Before carrying out the shooting, he used a hammer-like tool to smash out two window in his room which he used to fire out of. ... 
he had used 10 suitcases to methodically move an arsenal up into his Mandalay Bay room over the preceding weekend ...

3 comments:

abdooss said...

P,
So, is he from the IS / Daesh, or not?

Pastorius said...

They say he is.

But, it doesn't seem like it.

I haven't really believed much of anything I have read on him so far. None of it makes sense.

The Operation Northwoods thing I posed seems to make as much sense as anything else.

The only problem with that scenario is there is no immediately obvious political motive.

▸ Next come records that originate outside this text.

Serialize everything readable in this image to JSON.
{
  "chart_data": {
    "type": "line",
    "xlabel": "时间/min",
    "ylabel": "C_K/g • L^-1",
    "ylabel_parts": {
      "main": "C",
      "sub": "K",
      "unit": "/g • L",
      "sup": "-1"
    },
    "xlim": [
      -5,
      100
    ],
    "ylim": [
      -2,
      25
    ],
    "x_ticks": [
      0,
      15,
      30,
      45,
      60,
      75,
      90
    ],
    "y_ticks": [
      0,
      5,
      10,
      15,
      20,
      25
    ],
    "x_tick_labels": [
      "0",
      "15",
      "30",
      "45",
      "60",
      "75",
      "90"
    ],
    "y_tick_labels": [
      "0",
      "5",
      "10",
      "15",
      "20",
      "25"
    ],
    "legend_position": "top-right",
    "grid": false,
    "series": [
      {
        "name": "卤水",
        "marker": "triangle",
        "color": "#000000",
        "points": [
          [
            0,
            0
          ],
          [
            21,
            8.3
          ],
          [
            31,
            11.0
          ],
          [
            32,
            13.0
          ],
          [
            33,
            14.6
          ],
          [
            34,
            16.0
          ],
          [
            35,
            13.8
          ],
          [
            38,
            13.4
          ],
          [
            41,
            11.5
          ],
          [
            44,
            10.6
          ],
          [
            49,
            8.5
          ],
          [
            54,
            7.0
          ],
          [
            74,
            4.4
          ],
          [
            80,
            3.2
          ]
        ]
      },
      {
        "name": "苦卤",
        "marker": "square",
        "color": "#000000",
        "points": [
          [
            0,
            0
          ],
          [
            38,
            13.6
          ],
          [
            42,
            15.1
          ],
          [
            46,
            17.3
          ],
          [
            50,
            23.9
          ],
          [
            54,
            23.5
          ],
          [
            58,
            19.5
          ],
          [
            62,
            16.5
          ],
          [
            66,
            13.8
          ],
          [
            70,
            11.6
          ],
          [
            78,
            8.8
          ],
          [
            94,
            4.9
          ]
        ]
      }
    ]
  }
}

I have a very hard time buying the "one lone individual" idea.

Anonymous said...

UKDAILYMAIL EXCLUSIVE: The missing gun: Stephen Paddock bought a high-powered Ruger rifle just hours before arriving in Las Vegas, but the $600 weapon was NOT found among his 23-weapon arsenal of death

Stephen Paddock bought a Ruger American .308 bolt-action rifle with an 18-inch barrel for $600 from Guns & Guitars just hours before arriving in Las Vegas
The rifle was not part of the 23-weapon arsenal found in his sniper's nest in the Mandalay Bay Hotel
Gunshop worker Skipper Speece revealed Paddock was 'calm and normal' when he bought the weapon at around 3pm on September 28
Skipper said Paddock was a regular visitor to the store and he had served him four times in total
Marilou Danley, who police named a person of interest in the case, also came in to the shop once, but Skipper said nothing seemed amiss


*****
NYT: "Ms. Danley is being represented by Matthew Lombard, a criminal defense lawyer." Her attorney worked on the Oklahoma bombing case:

___
Mr. Lombard began his legal career after completing a Bachelor of Arts from Colgate University in Hamilton, New York, and his Juris Doctorate from George Washington University School of Law. While in law school, he was chosen from a large pool of candidates to work on the Terry L. Nichols Defense Team in Denver, Colorado. He then moved onto the highly-regarded Public Defender Service in Washington, D.C. for several years before moving to Los Angeles in 2004 where he became a federal public defender. He founded Lombard Law in 2006 and has since been representing clients in both federal and state matters nationwide.